The car is powered by a 2.4-litre, long-stroke four-cylinder Honda engine (used in high-end versions of the Accord) that has been configured with Ariel electronics to help it produce 235bhp at 7200rpm. Its torque output of 221lb ft is especially impressive as it matches that of the supercharged 2.0-litre Atom, which is one of the fastest cars on the road.
Latest specifications, just issued, list the Nomad’s weight at a modest 670kg, despite the bigger wheels and tyres, extra rollover protection, bulkier long-travel suspension and chassis modifications needed for it to cope with off-road use.
The result is a car with an on-road 0-60mph sprint time of just 3.4sec and a 125mph top speed, which should make it capable of beating fully fledged rally cars both on the special off-road courses where they are developed and in actual motorsport events.
Ariel boss Simon Saunders thinks most Nomads will be bought for recreational driving both on and off road, but the car has the credentials to achieves success in rally competition.
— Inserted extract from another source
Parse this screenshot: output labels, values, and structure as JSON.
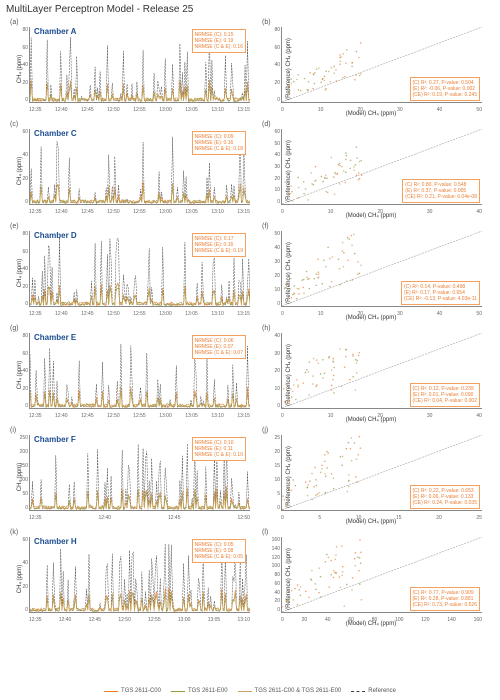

Saunders believes a well set up Nomad could eventually compete “with honour” in the Dakar Rally, not necessarily winning but at least reaching the finish in good shape.
Ariel has toyed with the idea of a Nomad-style vehicle since the early days of the Atom, but the job of continuing the development of the Atom, coupled with the launch of the highly successful Ace motorcycle, kept intruding.
However, the Nomad project made progress in recent times when taken on by the Ariel founder’s son, Henry Siebert-Saunders, whose interest in off-roading encouraged him to complete the prototype and lead its development on terrain normally reserved for conventional, slow and heavy 4x4s.
“We’ve tested the Nomad on a variety of race circuits and proving grounds, as well as on various private tracks including well known WRC stages, winch challenge courses and closed forest roads,” said Siebert-Saunders.
“The idea was to subject our two-wheel-drive car to tests worthy of a conventional 4x4, because we reckoned its compactness, torque and light weight would compensate for its lack of four-wheel drive. So far we’ve been right and the Nomad has lapped it up, to the extent that the whole thing adds up to a whole new kind of driving fun.”
The close resemblance of the Nomad’s essential structure to that of the Atom’s original bronze-welded chassis is obvious, but the Nomad also has an enveloping rollover structure that conveniently provides A-pillars for an optional windscreen.
The instrument pod, gearlever for the six-speed manual transmission and the pedal box are all recognisable, while the completely different suspension layout ditches the Atom’s inboard set-up to provide the much longer travel and carry the much fatter and taller wheels and tyres needed by a car with the Nomad’s priorities.